Monday, May 4, 2009 //i'm the rockstar 12:35 AM
its just.. complicated
sometimes, i can't see myself anymore.
i'm somewhat lost. i dont know what i really want in life
i dont see the point of doing things that i'm doing currently.
after studying in BIT for 2 weeks, i've came to a conclusion that it really aint the thing for me, i dont like business, neither do i like IT. i'm always thinking that i would be happier if i'm in chinese studies, chinese media, early childhood or community service & i know i would be cause thats my area of interest. i know i would be paying much more attention in class, cause its my passion. comparing to business. which is totally not my cup of tea. yes, i'm regretting. alot. but theres nth much i can do about it already. accept the fate that i've fallen into this. and therefore the only way i can see out of this "i dont like my future work" is to succeed in very singer (非常歌手) i'm left with no other choice, currently.
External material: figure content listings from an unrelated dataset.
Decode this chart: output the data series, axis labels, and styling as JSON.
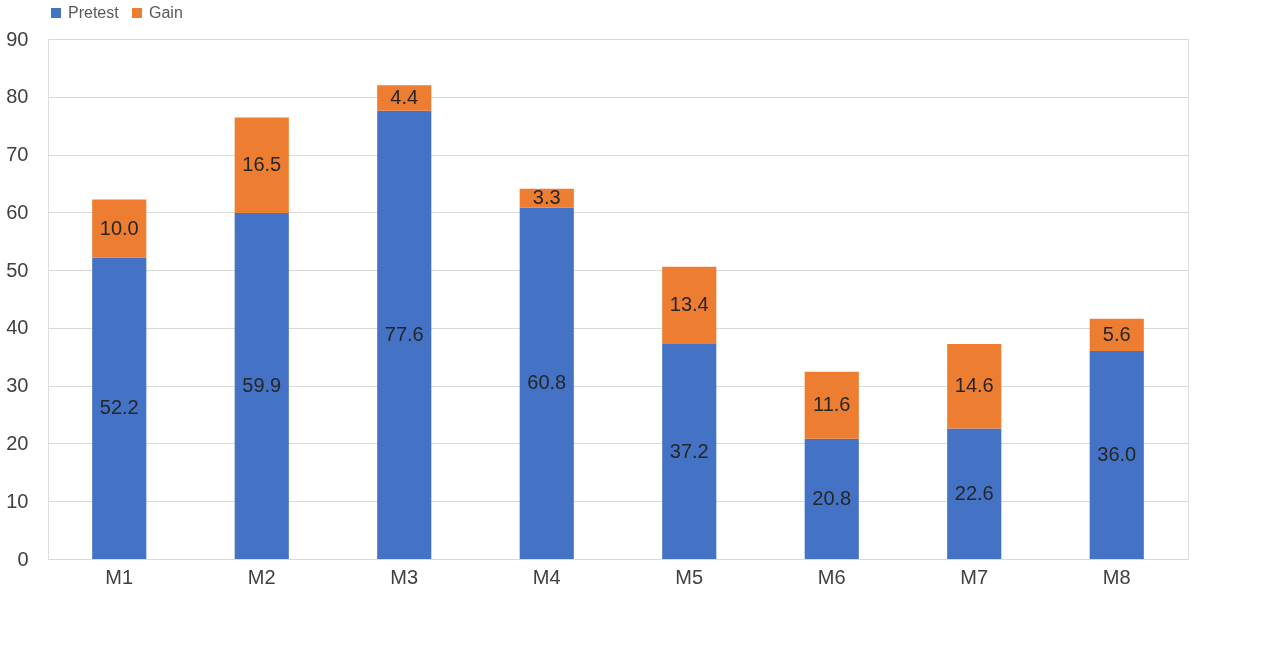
{
  "chart_data": {
    "type": "bar",
    "stacked": true,
    "categories": [
      "M1",
      "M2",
      "M3",
      "M4",
      "M5",
      "M6",
      "M7",
      "M8"
    ],
    "series": [
      {
        "name": "Pretest",
        "color": "#4472c4",
        "values": [
          52.2,
          59.9,
          77.6,
          60.8,
          37.2,
          20.8,
          22.6,
          36.0
        ],
        "value_labels": [
          "52.2",
          "59.9",
          "77.6",
          "60.8",
          "37.2",
          "20.8",
          "22.6",
          "36.0"
        ]
      },
      {
        "name": "Gain",
        "color": "#ed7d31",
        "values": [
          10.0,
          16.5,
          4.4,
          3.3,
          13.4,
          11.6,
          14.6,
          5.6
        ],
        "value_labels": [
          "10.0",
          "16.5",
          "4.4",
          "3.3",
          "13.4",
          "11.6",
          "14.6",
          "5.6"
        ]
      }
    ],
    "ylim": [
      0,
      90
    ],
    "yticks": [
      0,
      10,
      20,
      30,
      40,
      50,
      60,
      70,
      80,
      90
    ],
    "grid": "y",
    "legend": "top"
  }
}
but sadly, the exams for verysinger isaround the corner, and my poor voice have yet to recover, my stage fright is still there. i still can't sing properly on stage. i cant sing infront of many ppl yet. yes, i need ppl to practice with. ughhh!
i feel terrible at times, but i feel guilty for feeling terrible. cmon, tell me what is this.i'm suppose to be strong, to be firm, to be happy. not j. i'm suppose to smile and not look dead. betty chan, i know you know whats the best solution for everyone, so please continue doing what you're doing, stop getting affected, isolation! be happy!